Having been born in 1905, my F-I-L saw changes in our way of life that most of us would find hard to imagine. Mostly, I'm referring to changes in technology, and to our material way of life. But those are not what this post is about. The changes I feel so grateful to have witnessed don't have to do with technological advances. They have to do with race.
I'm only 53. To me, that doesn't seem like a whole lot. But I've seen a whole lot.
- When I was 8 years old I saw my (third grade) teacher get interrupted by the principal. He asked her to step out into the hallway, and when she returned a moment later, she was in tears. She told us that our President had been shot. We all cried, though we didn't understand. (That was the same teacher who led us in drills during which we were to crouch under our desks; preparation for possible nuclear attack.)
-I was 10 years old by the time the voting rights act of 1965 was enacted. Yes, for the first ten years of my life, African Americans did not have the right to vote. I remember being horrified, and embarrassed for my country, the first time I realized that.
-My 13th year was marked by a terrible spate of violence. Not to me, but to my country. First, I watched the reports of the murder of Martin Luther King, Jr. Only a couple of months later, Bobby Kennedy was killed.
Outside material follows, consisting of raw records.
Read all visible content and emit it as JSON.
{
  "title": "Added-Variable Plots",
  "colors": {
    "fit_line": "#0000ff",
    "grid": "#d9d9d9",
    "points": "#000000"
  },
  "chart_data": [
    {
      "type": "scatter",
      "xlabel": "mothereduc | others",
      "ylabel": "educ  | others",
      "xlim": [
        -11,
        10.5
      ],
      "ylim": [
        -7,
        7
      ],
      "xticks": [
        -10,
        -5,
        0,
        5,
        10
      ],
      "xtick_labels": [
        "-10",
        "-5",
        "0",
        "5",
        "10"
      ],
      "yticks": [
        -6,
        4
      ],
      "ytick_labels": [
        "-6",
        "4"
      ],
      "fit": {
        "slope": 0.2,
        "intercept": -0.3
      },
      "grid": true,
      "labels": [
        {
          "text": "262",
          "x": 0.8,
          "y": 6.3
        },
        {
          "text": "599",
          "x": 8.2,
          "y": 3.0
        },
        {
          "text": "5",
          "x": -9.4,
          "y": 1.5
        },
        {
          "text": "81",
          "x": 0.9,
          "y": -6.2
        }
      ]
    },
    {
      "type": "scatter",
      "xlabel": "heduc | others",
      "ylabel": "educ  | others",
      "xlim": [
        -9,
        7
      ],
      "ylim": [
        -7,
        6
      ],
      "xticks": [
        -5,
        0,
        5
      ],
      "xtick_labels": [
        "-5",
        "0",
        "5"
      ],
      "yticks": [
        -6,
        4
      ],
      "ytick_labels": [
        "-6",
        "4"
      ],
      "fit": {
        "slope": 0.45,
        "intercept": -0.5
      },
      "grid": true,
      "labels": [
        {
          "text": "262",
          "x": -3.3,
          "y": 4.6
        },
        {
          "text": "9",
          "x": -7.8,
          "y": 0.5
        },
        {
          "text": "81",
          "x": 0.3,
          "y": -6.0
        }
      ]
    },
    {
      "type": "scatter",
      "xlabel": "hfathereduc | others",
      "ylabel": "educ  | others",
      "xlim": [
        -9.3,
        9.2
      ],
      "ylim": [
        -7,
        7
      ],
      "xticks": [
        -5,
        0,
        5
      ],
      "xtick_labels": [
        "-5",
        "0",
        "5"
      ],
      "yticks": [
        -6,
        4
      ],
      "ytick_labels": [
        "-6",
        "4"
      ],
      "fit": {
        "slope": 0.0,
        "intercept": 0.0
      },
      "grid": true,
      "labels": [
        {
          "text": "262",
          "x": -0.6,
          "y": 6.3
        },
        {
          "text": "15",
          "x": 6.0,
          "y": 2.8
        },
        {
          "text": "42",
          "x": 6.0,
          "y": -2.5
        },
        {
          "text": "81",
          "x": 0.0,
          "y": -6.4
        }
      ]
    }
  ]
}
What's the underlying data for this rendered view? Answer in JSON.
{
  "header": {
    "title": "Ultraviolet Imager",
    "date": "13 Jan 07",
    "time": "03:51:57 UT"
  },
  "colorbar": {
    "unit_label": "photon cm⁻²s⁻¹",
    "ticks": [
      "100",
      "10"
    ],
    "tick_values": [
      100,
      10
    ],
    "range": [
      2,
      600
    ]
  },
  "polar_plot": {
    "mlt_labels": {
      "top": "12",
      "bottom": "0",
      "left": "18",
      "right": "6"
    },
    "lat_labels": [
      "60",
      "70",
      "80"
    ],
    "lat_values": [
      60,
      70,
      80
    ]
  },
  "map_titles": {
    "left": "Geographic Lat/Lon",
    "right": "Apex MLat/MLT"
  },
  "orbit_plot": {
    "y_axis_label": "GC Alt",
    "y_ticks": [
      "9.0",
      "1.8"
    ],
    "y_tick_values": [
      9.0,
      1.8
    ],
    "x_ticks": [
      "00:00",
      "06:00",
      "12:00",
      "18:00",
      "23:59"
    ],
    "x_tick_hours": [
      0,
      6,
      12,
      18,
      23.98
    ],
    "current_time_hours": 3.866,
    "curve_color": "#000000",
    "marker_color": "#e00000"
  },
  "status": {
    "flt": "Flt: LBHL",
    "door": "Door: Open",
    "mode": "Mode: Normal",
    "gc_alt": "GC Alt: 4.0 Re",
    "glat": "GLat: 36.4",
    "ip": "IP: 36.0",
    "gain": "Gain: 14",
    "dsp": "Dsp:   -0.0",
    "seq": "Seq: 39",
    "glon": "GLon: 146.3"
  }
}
Two months after that, I watched the 1968 Democratic National Convention on television. My father was angry at the protesters. I was shocked at the beatings they received.
-Two years later, I watched reports of the killings of students at Kent State University, whose crime was protesting the U.S. invasion of Cambodia.
I grew up abhorring violence. As a school child, I knew about the Klan. Racism, assassination, war... these shaped me. In high school I played soccer. In one game, I was sucker-punched by a player on the opposing team. I stood with my hands at my sides... didn't retaliate. The other player was ejected. I thought I'd done right, but when I reached the sideline, my ex-marine coach was enraged that I hadn't fought back.
In my adult life, I did fight back... in my own way. In the mid eighties, I was driving home from work one day. We lived in a small central-CT town. As I passed my daughter's middle school, I saw three Klansmen standing out front, waving over passing drivers and handing out literature to them. I rushed home, found a can of spray paint and a piece of cardboard, and painted a big arrow under the words, "Full of Crap!". I hustled back to my daughter's school and stood with my sign right next to those three Klansmen - the arrow pointing straight at them. There was a traffic light in front of the school. People who were stopped at the light pointed, laughed, honked. One of the hooded "men" said "You should be proud of your race." I replied, "I'm ashamed of you." After I had been there only a few minutes, they left. The Klan hasn't been back to our town since.
All of this is to explain who I am, what I've witnessed, and why it is that I am so amazed, so moved, so proud, so thrilled to see what is happening... what this man has brought us, and promises to bring.
In March of 2005, a good friend of mine gave me a birthday gift. It was a book entitled "Dreams From My Father". Inside the front cover, she had written, "Happy Birthday. Maybe this will be our next president!"
My God. It is true... it is darkest before the dawn.